Tras la noticia de las detenciones en Venezuela, el gobierno de Ortega y Murillo ha adoptado una doble estrategia. Por un lado, ha realizado liberaciones de presos, un gesto que podría interpretarse como un intento de suavizar la imagen internacional del régimen, fuertemente criticado por organizaciones de derechos humanos. Estas liberaciones, sin embargo, contrastan con otras medidas más discretas y, según analistas, reveladoras de un estado de alerta y desconfianza dentro del círculo de poder nicaragüense.
Fuentes cercanas al gobierno señalan un incremento en las medidas de seguridad en torno a Ortega y Murillo, así como una revisión exhaustiva de los cuadros internos. Este comportamiento ha alimentado la especulación sobre una posible 'fase de paranoia' dentro del régimen, exacerbada por la inestabilidad regional y las crecientes presiones internacionales.
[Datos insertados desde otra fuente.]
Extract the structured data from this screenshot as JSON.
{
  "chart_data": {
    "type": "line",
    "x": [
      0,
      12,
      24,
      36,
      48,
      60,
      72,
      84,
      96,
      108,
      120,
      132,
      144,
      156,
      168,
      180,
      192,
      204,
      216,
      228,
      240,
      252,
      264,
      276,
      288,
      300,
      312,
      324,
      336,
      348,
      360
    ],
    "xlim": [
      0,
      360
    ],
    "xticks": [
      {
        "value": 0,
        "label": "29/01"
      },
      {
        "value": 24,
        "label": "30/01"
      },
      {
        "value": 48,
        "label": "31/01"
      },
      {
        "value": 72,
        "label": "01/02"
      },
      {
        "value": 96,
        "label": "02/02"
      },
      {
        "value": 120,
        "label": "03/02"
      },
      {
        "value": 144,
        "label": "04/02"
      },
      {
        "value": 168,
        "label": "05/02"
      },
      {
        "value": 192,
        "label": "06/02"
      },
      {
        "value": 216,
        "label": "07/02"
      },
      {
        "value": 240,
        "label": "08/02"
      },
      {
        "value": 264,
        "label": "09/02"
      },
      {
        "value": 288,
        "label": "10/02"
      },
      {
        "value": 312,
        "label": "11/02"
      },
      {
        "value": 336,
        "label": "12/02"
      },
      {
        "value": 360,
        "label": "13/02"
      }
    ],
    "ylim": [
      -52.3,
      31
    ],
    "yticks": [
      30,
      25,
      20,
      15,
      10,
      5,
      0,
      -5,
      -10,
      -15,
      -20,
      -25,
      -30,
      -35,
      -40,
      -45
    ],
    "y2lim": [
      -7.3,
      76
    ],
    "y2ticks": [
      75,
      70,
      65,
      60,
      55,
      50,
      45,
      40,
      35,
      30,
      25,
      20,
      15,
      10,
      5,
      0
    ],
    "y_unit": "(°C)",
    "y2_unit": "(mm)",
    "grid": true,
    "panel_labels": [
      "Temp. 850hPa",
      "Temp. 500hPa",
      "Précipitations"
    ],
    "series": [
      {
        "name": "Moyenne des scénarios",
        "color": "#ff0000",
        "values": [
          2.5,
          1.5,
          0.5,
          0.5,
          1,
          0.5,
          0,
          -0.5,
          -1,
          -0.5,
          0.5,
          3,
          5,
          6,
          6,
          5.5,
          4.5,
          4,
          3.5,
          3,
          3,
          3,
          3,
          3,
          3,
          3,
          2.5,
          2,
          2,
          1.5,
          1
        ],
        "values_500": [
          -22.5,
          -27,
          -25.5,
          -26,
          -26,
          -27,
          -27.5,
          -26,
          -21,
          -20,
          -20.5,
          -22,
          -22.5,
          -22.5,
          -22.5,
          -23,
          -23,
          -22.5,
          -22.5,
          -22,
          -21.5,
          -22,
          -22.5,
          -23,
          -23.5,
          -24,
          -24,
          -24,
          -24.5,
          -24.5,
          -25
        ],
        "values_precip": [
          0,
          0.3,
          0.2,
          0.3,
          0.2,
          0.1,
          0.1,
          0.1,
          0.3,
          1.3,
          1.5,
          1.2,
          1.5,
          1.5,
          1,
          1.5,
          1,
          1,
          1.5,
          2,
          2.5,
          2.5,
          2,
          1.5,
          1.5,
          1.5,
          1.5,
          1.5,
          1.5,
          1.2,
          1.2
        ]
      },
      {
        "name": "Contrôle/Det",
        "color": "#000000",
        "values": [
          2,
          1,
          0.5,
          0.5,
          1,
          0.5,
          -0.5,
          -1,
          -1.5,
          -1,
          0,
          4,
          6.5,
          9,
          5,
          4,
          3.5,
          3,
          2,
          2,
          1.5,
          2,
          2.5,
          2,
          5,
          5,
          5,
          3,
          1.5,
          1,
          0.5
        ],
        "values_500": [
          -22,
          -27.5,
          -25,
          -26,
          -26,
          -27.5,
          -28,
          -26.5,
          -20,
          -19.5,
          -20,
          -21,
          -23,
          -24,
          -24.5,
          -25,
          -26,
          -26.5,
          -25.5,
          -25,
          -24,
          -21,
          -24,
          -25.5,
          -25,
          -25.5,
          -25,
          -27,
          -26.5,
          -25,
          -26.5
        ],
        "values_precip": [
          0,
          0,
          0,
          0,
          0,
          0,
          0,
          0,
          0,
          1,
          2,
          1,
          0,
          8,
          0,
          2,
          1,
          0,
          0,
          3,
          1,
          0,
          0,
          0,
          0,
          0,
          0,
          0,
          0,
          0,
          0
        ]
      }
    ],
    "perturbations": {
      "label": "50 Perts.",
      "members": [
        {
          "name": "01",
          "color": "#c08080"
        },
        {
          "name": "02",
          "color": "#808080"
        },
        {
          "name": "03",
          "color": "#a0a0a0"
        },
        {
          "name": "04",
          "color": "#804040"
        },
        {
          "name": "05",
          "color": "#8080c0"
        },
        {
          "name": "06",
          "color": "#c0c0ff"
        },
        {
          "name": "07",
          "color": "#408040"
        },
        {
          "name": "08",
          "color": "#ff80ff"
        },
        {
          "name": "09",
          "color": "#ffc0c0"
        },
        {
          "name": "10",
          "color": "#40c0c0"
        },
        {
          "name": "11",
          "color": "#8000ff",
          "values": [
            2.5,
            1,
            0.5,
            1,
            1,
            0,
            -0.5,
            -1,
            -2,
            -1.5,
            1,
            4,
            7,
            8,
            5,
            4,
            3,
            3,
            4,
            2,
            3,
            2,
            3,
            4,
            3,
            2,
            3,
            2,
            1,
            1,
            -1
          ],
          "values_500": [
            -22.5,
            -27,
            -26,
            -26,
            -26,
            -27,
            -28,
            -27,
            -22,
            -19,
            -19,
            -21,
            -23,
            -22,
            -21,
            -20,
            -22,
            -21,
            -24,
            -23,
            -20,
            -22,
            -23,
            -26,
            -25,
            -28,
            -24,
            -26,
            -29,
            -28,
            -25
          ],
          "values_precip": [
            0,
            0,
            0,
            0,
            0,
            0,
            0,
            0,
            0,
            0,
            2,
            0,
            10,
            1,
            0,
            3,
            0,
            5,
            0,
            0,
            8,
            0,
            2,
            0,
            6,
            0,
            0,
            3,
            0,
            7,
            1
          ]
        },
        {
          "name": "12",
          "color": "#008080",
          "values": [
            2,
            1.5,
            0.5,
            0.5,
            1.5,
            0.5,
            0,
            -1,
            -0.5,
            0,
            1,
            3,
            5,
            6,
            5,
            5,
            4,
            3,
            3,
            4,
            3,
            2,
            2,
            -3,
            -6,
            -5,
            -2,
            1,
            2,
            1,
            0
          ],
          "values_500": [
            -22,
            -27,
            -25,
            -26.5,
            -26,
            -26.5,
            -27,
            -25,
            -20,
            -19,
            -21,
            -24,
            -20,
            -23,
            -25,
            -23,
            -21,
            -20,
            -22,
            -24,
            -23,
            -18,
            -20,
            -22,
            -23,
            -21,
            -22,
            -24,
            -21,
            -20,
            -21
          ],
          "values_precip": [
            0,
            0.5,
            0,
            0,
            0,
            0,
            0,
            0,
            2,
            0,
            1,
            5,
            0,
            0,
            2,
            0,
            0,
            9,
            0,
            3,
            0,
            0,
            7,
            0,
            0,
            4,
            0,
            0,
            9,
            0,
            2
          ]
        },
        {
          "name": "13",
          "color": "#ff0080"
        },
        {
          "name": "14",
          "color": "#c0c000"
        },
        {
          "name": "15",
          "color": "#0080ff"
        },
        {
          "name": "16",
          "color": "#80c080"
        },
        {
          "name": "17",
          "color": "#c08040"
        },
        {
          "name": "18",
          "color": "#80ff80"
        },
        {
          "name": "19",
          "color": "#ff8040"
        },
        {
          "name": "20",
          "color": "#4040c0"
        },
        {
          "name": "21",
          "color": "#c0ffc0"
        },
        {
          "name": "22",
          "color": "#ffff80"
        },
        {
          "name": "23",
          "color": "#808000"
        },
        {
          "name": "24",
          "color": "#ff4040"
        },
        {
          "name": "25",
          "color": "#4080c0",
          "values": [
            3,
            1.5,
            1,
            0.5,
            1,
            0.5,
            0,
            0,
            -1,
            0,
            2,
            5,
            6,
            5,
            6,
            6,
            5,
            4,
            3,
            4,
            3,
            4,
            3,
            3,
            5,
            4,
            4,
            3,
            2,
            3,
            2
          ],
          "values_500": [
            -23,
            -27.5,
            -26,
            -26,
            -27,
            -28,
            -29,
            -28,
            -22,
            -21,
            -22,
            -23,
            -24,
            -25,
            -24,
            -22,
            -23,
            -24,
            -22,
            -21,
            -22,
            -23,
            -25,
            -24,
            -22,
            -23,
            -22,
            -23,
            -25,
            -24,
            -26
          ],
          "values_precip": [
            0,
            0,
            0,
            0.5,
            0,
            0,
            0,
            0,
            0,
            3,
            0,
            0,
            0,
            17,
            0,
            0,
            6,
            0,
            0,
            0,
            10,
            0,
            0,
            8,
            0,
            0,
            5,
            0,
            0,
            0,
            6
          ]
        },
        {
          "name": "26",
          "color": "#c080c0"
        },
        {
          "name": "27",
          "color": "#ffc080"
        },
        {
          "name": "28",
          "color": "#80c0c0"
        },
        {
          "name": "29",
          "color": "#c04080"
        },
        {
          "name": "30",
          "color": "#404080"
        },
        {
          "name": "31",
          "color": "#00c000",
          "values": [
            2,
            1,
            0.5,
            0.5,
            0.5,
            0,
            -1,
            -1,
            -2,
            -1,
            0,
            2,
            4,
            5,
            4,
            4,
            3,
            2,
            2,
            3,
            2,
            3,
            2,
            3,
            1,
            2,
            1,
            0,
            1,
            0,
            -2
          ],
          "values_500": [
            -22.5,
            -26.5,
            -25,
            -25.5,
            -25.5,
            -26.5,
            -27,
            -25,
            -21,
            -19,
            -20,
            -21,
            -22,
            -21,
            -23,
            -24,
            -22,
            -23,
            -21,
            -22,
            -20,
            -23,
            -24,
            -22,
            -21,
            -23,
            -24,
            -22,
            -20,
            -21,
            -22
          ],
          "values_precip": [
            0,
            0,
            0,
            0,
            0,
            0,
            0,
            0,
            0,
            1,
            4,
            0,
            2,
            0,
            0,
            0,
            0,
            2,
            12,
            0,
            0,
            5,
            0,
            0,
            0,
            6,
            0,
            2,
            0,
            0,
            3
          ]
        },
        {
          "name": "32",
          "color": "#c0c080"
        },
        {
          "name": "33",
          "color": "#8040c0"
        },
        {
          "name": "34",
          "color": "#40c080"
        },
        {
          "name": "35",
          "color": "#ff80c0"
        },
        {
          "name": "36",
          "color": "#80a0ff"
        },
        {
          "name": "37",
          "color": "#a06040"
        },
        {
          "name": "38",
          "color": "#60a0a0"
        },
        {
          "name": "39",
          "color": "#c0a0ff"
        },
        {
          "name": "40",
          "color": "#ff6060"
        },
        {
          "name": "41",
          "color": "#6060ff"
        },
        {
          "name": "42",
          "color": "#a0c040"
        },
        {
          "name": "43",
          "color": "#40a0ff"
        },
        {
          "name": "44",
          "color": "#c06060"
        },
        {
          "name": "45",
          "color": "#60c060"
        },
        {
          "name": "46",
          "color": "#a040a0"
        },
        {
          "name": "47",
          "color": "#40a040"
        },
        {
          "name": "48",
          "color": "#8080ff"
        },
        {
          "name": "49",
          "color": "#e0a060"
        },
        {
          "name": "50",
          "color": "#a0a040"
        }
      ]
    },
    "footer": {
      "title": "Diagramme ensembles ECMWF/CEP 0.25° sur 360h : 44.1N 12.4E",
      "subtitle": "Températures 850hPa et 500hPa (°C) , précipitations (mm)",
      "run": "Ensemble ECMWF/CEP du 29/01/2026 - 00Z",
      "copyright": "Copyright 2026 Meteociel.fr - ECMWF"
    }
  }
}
La preocupación central parece ser la replicación de escenarios de desestabilización en Nicaragua, utilizando el argumento de conspiraciones externas.
La ambivalencia en la respuesta de Managua refleja la compleja situación que enfrenta el gobierno de Ortega y Murillo. Mientras buscan proyectar una imagen de estabilidad y control a través de las liberaciones, las acciones internas revelan una profunda inquietud por su propia supervivencia en un contexto regional e internacional cada vez más adverso. La tensión entre estas dos líneas de acción definirá el rumbo político de Nicaragua en los próximos meses.